The MCAS graduation requirement debate may be coming up as a 2024 ballot question, the Massachusetts Teachers Association indicated, releasing poll results showing significant support for the idea.
“We are exploring two questions — one eliminating the graduation requirement on MCAS and replacing it with a much better assessment system,” MTA President Max Page hold the Herald Sunday. “There’s a deadline for submitting proposals for 2024 ballot initiatives this August, and so we’ll be making our final decision whether to move forward on gathering signatures, which is the first big step.”
The union released results from a Echo Cove Research poll of 800 registered voters aged 21 and older at the end of June showing 73% support for eliminating the MCAS as a graduation requirement.
The potential ballot initiative effort would join the union and many legislators’ efforts to remove the graduation requirement through the proposed Thrive Act, which has been filed in the state House and Senate in the current session.
Among several other education issues, the poll also found 81% of those surveyed would support a ballot measure establishing debt-free higher education, called the Cherish Act.

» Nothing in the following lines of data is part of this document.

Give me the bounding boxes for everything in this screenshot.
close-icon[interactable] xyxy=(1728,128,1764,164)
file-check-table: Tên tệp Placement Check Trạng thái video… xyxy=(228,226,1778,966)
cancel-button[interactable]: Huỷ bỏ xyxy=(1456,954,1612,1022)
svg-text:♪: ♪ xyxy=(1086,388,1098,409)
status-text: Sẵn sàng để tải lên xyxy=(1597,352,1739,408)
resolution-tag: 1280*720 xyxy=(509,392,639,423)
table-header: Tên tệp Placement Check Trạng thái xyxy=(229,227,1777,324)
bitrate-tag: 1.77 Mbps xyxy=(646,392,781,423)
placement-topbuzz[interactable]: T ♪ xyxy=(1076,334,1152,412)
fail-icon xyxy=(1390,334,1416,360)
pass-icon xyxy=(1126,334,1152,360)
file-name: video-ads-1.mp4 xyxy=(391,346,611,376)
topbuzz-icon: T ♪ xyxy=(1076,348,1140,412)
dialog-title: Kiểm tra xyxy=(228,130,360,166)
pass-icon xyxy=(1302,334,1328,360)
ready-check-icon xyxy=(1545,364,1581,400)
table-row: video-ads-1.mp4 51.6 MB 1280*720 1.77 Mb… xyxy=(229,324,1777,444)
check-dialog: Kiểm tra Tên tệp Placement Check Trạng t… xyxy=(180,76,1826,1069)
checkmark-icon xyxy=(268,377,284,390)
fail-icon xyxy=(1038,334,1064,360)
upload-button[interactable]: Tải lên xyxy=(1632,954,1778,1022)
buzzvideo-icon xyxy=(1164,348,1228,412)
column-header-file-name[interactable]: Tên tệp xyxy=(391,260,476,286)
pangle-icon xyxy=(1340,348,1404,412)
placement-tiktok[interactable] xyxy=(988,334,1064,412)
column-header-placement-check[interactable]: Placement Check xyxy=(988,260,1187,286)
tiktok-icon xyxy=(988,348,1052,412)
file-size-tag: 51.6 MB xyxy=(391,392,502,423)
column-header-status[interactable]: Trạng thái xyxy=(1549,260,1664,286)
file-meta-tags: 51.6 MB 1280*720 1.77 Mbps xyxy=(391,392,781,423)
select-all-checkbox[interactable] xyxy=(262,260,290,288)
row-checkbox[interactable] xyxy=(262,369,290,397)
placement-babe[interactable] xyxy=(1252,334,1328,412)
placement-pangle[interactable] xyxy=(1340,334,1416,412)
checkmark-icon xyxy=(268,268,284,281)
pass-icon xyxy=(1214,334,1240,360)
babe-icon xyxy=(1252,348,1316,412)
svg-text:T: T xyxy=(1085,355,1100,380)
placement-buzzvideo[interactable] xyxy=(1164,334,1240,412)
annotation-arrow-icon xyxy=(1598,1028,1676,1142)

That proposal, Page said, is “more important than ever” in the wake of the Supreme Court’s decisions to nix federal student loan relief and affirmative action programs.
The measure would allow all students who graduate from a Massachusetts high school to attend public colleges and universities in the state at a cost “that is affordable without going into debt.”
Page said the union is evaluating what it would take to get the ballot questions done.
The questins would have to be filed filed in August and pass muster in a review conducted by the Attorney General’s office. After that, Massachusetts ballot initiatives require nearly 75,000 signatures by around mid-November.
“It’s just a lot of things that go into making a final decision, but we were very pleased about how much the public is with us on these key issues,” said Page.
Massachusetts is one of eight states that use standardized testing as a graduation requirement, along with New York, Florida, Illinois, Texas, Louisiana, Virginia and Wyoming.
The teachers union has long been critical of the test, referring to it as a “punitive” standard that disproportionately hurts students of color, students with IEPs and other historically marginalized groups.
“The graduation requirement has been in place now for 20 years, and it’s been proven to not narrow the gaps in terms of different demographic groups, classes and races,” said Page. “And it has for everyone kind of narrowed the curriculum in our schools by focusing the attention on a few subject areas and not the full range of goals that we have for our school.”
Massachusetts Secretary of Education Patrick Tutwiler was also asked about the future of the test during a WCVB interview aired Sunday morning, saying the state wants to take a “close look” at the graduation requirement but insisting that “assessment does matter.”
“I deeply believe that every student is capable of passing MCAS,” Tutwiler said. “You shouldn’t be an educator or person who works in the space of education if you don’t believe that every student is capable of getting over that hump. But sometimes the hump is wrong, and you need to take a look at it to decide what changes need to be made.”
Tutwiler said the requirement “absolutely” could change, but he “wouldn’t say soon.”